During the first half of this year, Pantera Capital raised approximately $1.3 billion in capital for its blockchain fund, with a special emphasis on scalability, DeFi and gaming projects. “We’ve been very focused on DeFi for the past few years, it’s building a parallel financial system. Gaming is now coming online and we have a few hundred million people using blockchain. There are a lot of really cool gaming projects, and there are still many opportunities in the scalability sector,” he added.
However, the long-term optimism is in stark contrast to the actual decline in venture capital in the sector. According to TAUT Research data, August marked the fourth consecutive month-on-month decline in capital to $1.36 billion. Inflows represent a 31.3% decrease from July’s $1.98 billion, with 101 deals closed in August, on an average capital investment of $14.3 million – a 10.1% decrease from July.
The crypto winter was expected to spur consolidation in the sector, but recent figures from Crunchbase revealed that only four deals with VC-backed crypto firms were closed in the United States this quarter — a setback from the 16 transactions recorded in the first quarter. of the year .
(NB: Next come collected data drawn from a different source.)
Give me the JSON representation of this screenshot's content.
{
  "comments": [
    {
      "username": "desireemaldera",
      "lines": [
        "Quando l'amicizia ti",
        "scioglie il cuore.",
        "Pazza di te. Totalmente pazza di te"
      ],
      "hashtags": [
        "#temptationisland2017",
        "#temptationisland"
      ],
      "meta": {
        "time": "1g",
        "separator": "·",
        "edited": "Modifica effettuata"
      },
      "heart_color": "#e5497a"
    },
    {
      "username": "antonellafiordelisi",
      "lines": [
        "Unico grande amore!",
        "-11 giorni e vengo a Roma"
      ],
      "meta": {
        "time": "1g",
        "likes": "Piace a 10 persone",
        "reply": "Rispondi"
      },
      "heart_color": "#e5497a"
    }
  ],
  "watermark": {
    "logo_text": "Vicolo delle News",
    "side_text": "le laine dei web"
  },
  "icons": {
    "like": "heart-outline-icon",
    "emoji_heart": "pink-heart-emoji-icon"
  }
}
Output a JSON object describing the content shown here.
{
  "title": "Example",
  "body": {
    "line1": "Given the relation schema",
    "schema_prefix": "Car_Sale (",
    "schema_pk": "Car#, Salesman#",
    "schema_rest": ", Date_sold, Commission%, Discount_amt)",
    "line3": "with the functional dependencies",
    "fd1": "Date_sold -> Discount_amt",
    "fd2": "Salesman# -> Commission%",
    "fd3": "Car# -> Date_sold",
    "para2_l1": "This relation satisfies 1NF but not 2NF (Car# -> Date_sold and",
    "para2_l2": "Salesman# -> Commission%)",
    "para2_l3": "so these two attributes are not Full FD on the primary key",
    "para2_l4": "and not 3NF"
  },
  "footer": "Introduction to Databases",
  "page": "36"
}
Sandeep Nailwal, the managing partner at Symbolic Capital, explained that the bear market has driven even major players in the industry away:
“Everyone expected M&A in crypto to kick off when we entered this bear market, but we haven’t seen that happen yet. I think the main reason for this is that the downturn hit the industry so quickly and so intensely that even large Companies poised to be aggressive acquirers were so shocked by the crash that they had to make sure their own balance sheets were in order before looking to grow elsewhere.”
The crypto exchange FTX does not seem to be affected by this problem. The company has reportedly held talks with investors to raise $1 billion in new funding to fund additional acquisitions during the bear market. “We’ve seen valuations much lower than the pre-summer highs and you have to remember that there are a lot of buyers, especially in the CeFi space, looking at these low valuations and thinking to themselves that everything is for sale right now. FTX certainly felt that and they were extremely careful in how they took advantage of these market conditions to drive their growth,” said Nailwal.
FTX’s investment arm announced earlier this month that it had acquired a 30% stake in asset management company SkyBridge Capital for an undisclosed amount, and Canadian crypto platform Bitvo was bought by FTX in June.
In the opposite direction, e-commerce firm Bolt halted plans to acquire Wyre, a crypto and payments infrastructure company, after announcing a $1.5 billion deal in April. Weeks earlier, cryptocurrency investment firm Galaxy Digital decided to close its acquisition of digital asset custodian BitGo, due to breach of contract.
BitGo has filed a lawsuit against the crypto investment firm for terminating the acquisition, demanding more than $100 million in damages and accusing Galaxy of “inappropriate rejection” and “deliberate violation” of its acquisition agreement.